Catatan Denny JA: Agama yang Berdampingan dengan Positive Psychology dan Neuroscience
- Penulis : Krista Riyanto
- Kamis, 06 Maret 2025 11:35 WIB

Paparan ini juga menunjukkan Sains Sebagai Jalan Baru Menuju Makna Hidup. Jika teori klasik hanya membahas fungsi sosial agama, esai ini menunjukkan manusia bisa merancang kebahagiaan dengan metode ilmiah.
Esai ini fondasi bagi sosiologi agama di era digital.

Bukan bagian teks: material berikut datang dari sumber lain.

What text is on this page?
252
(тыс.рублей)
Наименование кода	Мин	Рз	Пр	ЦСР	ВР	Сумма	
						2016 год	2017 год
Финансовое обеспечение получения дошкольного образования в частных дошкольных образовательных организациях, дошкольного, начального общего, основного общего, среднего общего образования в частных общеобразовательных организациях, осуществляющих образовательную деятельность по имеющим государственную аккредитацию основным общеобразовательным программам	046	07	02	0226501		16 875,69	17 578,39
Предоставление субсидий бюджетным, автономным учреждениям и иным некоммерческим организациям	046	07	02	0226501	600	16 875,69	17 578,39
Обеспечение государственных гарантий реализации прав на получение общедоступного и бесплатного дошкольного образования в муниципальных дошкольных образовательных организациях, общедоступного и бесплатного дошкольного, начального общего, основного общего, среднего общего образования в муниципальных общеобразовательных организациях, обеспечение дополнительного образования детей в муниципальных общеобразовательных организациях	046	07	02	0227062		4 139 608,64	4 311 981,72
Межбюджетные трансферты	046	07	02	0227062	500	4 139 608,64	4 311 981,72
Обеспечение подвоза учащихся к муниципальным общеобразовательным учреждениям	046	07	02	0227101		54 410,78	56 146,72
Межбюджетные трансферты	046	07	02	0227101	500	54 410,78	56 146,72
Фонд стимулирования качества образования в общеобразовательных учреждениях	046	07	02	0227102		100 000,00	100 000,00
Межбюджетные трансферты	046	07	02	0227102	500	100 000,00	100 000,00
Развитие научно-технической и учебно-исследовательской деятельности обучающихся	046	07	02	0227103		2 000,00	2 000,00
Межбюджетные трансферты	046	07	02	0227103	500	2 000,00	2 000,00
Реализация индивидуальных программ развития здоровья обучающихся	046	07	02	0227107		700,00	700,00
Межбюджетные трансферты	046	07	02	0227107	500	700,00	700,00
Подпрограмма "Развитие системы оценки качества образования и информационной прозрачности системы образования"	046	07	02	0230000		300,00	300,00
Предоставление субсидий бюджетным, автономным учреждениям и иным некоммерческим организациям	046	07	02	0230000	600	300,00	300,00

Ini gugatan terhadap teori klasik yang tak menjelaskan pergeseran peradaban.
Jika Marx menyebut agama sebagai candu, jika Durkheim menyebutnya sebagai perekat sosial, maka di era AI, agama hanyalah satu dari banyak jalan menuju kebahagiaan, dan bukan lagi satu-satunya.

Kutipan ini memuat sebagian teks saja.